Wesley and Buttercup.
The two main characters in one of my top 5 favorite movies, “The Princess Bride.” It’s pretty much a fairy tale, with some characters I would describe as colorful and not “goody-goody.” There are some pretty evil folk living in Wesley and Buttercup’s world, who manipulate and abuse them, endeavor to keep them off-track and unsuccessful at fulfilling their main goal – to be together. Yet, at all costs, they fight the odds to achieve their dream. Wesley makes a promise to her that he will always come for her. Always. Not sometime, or half of the time, or only if it’s a leap year, or when there is a full moon, but…ALWAYS. Now, we know the surety of promise fulfillment is contingent on who actually MAKES the promise. Wesley’s promise is not as rock solid of a promise as Matthew 28:20 or Deuteronomy 31:6, but I digress and you get the picture anyway.

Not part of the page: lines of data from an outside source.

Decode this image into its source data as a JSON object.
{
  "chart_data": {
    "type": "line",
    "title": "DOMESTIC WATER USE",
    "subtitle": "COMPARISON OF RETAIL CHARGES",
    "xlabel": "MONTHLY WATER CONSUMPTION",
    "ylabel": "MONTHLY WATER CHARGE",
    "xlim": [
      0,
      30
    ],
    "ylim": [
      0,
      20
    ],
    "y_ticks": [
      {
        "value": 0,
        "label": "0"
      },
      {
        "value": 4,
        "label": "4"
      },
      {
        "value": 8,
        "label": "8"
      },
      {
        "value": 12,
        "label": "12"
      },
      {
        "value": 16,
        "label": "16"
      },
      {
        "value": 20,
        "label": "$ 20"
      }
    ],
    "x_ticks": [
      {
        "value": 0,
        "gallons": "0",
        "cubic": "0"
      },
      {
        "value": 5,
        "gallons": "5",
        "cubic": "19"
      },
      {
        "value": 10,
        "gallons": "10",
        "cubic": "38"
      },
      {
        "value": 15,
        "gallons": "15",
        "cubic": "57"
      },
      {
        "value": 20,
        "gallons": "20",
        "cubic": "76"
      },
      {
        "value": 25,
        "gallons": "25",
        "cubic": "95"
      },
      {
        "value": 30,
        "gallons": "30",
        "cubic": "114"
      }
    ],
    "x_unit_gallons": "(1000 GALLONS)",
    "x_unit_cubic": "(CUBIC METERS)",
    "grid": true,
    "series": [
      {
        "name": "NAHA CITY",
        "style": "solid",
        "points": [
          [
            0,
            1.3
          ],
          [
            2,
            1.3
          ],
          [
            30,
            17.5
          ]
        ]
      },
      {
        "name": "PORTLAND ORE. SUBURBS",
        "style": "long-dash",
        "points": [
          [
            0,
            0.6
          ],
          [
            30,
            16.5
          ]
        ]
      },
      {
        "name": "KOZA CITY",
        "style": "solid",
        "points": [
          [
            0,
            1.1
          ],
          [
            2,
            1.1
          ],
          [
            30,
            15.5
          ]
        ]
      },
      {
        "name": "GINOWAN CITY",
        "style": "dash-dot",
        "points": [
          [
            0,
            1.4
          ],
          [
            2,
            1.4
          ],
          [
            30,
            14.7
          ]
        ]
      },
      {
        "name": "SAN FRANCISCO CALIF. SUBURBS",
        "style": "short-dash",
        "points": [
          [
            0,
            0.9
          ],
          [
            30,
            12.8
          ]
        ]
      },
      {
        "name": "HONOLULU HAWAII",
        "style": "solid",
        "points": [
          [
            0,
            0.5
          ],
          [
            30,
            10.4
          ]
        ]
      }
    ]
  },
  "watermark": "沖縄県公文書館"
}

Their quest brings them to the Fire Swamp and they have to make it through in order to escape capture by Prince Humperdinck (what a name).
The Fire Swamp is a perilous place and renowned throughout the kingdom for having super-sized rodents, “lightening sand” (quicksand) and pockets of earth that sprout flame. Wesley is confident they will make it through safely because they are facing it together; Buttercup, however, isn’t quite so sure. I liken the Fire Swamp to our own personal wilderness, whatever it may be. Sometimes we find ourselves in one or headed to one as a result of our own choices. Sometimes we look around and find ourselves in the heart of the wilderness, through no fault or action of our own. It doesn’t matter which road led you, but the dark, dry, desolate, discouraging, despairing atmosphere of the wilderness is undeniable. You open your mouth to speak to these “dry bones” around you (Ezekiel 37), being obedient to “…call[eth] those things which be not as though they were” (Romans 4:17), and you see nothing change. So you live a little while longer in the wilderness. On the days you get frustrated and angry about being there, you find yourself, maybe even feel yourself, drifting, losing your connection to the Vine. Then the thoughts come, coupled with the internal questions because after all “why am I still here? I thought I only had to suffer for a little while (1 Peter 5:10)? Is this what being loved looks like (Jeremiah 31:3)?
I know many people feel like they cannot question God. They believe it blasphemy to even dare. But my God isn’t scared of my questions. He knows I’m a thinker because He made me that way. He knows I need to sit with things, study them, research them, see why it went down the way it did. Some days He will indulge me (Psalms 103:13-14). Some days He reminds me He is God (Psalms 100:3), and who am I to question? (Job 38:4). Either way, He is with me in my wilderness. When I drift, His spirit draws me back with compassion. When I believe and speak His truth, He illuminates the path before me so I can walk out of the wilderness. The Bible tells us that the Word became flesh (John 1:14). In my minds’ eye, I can picture the physical being of Jesus leading us out of any wilderness we may find ourselves in. He is in front of us, looking back with His hand extended, lightly holding our fingertips, guiding you and I away from our Fire Swamp (Psalm 31:3).
P.S.—Wesley and Buttercup made it through and were troubled no more by Prince Humperdinck. They lived happily ever after…duh, it IS a fairy tale you know.